Quando ci occupiamo di storia, è sempre utile distinguere ciò che è documentato da ciò che, col tempo, abbiamo semplicemente imparato a ripetere. Il caso di Pizzo è emblematico di come storielle ripetute nel possano diventare storia vera, con tanto di sigillo bibliografico impresso dai suoi storici.

Ne ho già raccontato alcune famose, come Cicerone ed il suo seggiolino o il monumento civico riconvertito a celebrare un terremoto, la base in marmo di una statua che diventa prova del passaggio del diavolo in chiesa... e mille altre ancora. Particolare rilievo però assume il racconto della presunta origine dalla città greca di Napitia, tanto da far diventare Pizzo un esempio istruttivo, quasi un piccolo laboratorio di come nascono, resistono e si alimentano i miti identitari.

Per secoli si è creduto e detto che l’attuale Pizzo discendesse da Napitia, una nobile polis della Magna Grecia. Mito talmente ostentato da alimentare brand di villaggi turistici, aziende immobiliari, persino l'etnico, il nome stesso i suoi abitanti, che oscilla ancora oggi tra pizzitani e napitini.

Ma la ricerca storica ci invita a guardare con attenzione alle fonti. E quello che emerge è molto più semplice, ma anche più rigoroso: Napitia in realtà non era una città. Era un nome di territorio, un’area geografica probabilmente collocata tra l’Angitola e il golfo lametino.

Per secoli città contesa tra Pizzo ed Amantea oggi sappiamo che in realtà quella città non esistette. Non troviamo una sola fonte greca o romana che indichi Napitia come una polis, come villaggio urbanizzato. Non esistono scavi, reperti o tracce urbane antiche nell’area dell’odierna Pizzo o nei suoi dintorni. Le città greche della zona erano altre: Hipponion e Terina, ben attestate e riconoscibili.

Napitia, dunque, non fu una città, ma un'area territoriale - oggi la chiameremmo Area Vasta - l'unica fonte certa è quella di Strabone, parla dei Napetini (Ναπητῖνοι) come del popolo che viveva in quell'area e non di una città urbanisticamente strutturata.

Una verità storica semplice, che contrasta con una tradizione moderna molto più romanzata. Anche la figura del mitico Nepeto, celebrato come fondatore di Napitia, si rivela essere un prodotto di fantasia tardo-antica: un tipico eroe eponimo, creato per spiegare un nome, non per raccontare un fatto.

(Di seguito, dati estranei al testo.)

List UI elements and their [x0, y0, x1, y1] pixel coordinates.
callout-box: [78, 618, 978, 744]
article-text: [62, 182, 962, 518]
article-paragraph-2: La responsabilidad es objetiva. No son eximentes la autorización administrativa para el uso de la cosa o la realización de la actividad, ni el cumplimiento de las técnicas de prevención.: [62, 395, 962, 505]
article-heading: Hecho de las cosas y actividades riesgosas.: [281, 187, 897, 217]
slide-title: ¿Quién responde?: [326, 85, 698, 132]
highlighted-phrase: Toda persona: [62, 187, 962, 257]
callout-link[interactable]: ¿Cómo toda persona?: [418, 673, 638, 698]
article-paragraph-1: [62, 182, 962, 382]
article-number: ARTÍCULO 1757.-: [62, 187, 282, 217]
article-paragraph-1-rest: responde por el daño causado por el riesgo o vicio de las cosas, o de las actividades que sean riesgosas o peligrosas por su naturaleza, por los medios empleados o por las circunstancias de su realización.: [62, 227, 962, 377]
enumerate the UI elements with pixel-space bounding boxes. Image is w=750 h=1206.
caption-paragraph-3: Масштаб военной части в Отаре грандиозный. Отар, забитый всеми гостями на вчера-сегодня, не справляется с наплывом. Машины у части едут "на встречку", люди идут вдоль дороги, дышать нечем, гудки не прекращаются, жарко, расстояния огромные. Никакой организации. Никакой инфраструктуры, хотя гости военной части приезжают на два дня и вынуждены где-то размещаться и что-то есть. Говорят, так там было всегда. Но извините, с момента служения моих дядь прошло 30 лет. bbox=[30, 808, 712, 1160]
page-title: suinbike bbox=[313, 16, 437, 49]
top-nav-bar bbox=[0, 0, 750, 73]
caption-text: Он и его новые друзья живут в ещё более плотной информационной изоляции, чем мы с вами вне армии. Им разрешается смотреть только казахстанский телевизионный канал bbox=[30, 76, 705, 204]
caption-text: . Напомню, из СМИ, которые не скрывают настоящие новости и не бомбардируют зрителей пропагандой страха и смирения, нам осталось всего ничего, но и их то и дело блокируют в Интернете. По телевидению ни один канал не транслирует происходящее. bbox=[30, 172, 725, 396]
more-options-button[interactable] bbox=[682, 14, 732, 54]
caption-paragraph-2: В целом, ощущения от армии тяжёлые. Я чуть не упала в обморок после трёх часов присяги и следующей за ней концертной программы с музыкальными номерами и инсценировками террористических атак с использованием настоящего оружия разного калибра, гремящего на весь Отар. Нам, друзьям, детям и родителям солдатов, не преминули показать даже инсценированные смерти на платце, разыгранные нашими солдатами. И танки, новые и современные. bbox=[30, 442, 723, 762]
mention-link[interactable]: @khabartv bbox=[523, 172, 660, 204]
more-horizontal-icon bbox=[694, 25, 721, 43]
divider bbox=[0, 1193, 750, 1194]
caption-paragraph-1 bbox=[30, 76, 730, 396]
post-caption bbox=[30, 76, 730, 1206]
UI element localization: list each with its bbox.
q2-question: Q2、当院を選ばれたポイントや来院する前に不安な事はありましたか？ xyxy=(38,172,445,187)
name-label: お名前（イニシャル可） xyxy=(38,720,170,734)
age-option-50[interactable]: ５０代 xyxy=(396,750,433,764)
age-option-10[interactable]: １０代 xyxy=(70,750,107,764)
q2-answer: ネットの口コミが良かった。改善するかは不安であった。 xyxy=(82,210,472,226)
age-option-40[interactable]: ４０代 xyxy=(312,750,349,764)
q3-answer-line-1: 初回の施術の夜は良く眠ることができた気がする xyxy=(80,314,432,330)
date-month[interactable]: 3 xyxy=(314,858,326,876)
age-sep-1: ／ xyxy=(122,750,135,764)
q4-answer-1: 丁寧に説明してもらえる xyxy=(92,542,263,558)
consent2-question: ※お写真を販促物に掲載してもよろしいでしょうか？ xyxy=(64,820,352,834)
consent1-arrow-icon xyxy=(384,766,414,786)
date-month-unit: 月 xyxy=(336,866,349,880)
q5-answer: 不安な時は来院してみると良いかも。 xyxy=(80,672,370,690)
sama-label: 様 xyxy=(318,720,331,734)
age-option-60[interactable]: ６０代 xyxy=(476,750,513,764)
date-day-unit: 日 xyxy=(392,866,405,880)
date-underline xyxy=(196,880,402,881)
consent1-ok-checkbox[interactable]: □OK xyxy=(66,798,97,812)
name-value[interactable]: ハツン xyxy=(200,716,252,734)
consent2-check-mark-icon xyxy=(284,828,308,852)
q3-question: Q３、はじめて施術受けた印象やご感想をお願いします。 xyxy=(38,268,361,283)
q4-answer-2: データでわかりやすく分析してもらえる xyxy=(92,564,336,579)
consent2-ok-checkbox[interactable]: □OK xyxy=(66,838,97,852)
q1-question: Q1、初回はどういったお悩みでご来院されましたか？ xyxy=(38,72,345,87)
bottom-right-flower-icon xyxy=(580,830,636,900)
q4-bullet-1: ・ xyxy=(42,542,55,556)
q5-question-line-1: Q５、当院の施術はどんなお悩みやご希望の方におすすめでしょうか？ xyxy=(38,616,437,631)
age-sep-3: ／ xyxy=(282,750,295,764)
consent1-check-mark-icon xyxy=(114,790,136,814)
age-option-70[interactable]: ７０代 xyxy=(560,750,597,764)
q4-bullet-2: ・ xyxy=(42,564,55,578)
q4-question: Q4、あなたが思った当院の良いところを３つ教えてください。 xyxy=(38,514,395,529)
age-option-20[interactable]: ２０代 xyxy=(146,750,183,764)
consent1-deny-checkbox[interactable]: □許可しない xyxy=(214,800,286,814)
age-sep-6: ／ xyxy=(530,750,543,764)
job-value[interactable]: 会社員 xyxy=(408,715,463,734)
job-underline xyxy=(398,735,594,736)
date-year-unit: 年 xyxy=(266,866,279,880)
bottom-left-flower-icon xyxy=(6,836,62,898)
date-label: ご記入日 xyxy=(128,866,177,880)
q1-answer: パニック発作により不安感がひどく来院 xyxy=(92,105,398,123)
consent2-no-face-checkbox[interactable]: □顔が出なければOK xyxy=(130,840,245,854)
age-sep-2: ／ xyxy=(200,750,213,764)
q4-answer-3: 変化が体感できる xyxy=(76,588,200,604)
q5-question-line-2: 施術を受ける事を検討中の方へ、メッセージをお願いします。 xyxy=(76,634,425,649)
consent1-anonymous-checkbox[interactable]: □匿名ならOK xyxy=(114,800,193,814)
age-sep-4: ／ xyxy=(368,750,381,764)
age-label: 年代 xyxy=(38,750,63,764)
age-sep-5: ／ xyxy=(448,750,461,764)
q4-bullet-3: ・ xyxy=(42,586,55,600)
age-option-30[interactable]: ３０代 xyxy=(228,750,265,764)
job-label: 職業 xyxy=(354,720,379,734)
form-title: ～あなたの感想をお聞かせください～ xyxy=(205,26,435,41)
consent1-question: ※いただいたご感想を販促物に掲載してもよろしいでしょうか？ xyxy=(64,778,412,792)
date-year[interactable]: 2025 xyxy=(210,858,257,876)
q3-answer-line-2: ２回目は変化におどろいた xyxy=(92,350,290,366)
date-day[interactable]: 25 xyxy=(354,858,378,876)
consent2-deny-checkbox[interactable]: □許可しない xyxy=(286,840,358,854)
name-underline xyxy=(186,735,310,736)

Un mito, insomma. Suggestivo, ma non storico. Tanto suggestivo che persino un sindaco della città ne ha scritto un romanzo. La ricostruzione del Settecento – soprattutto con l’opera di Ilario Tranquillo – trasformò questa regione in una polis, e Nepeto in un fondatore. Era una fase culturale in cui molte comunità cercavano origini greche per nobilitare la propria immagine.

Una tendenza comprensibile… sebbene spesso molto creativa. Del resto, quello della storia addomesticata è prassi ormai istituzionale: così come si continua a ritenere gli abitanti di Pizzo figli dell'antica Napitia, si continua ad utilizzare il titolo di “città” nella sua comunicazione istituzionale e nell’immaginario collettivo, nonostante, dal punto di vista giuridico e storico-amministrativo, il titolo di città fu abolito nel 1860, insieme ai privilegi concessi durante il periodo borbonico per la partecipazione ad un regicidio.
Non è un dettaglio polemico: è semplicemente un fatto. Un esempio contemporaneo di come le tradizioni – quando fanno comodo, o quando risultano suggestive – tendano a sopravvivere ben oltre le norme che le hanno originate. Un po’ come con Napitia se ci pensiamo bene.

È qui che dobbiamo ribadire valore della chiarezza storica. Distinguere tra mito e realtà non impoverisce l’identità di un luogo. La rafforza. Sapere che Pizzo non discende da una polis greca non toglie nulla alla sua storia, anzi: ci permette di riconoscere la vera complessità del territorio, dalle fortificazioni aragonesi ai traffici medievali, dall’economia marinara ai paesaggi culturali che lo hanno reso unico. E finalmente valorizzarli, senza metterli a rischio costruendo la modernità.

La storia è affascinante proprio perché ci sorprende, ci corregge, ci obbliga – talvolta con garbo, talvolta con fermezza – a rivedere ciò che pensavamo di sapere. E proprio questo, in fondo, è il cuore del metodo scientifico: osservare, verificare, e aggiornare ciò che crediamo vero quando le evidenze lo richiedono.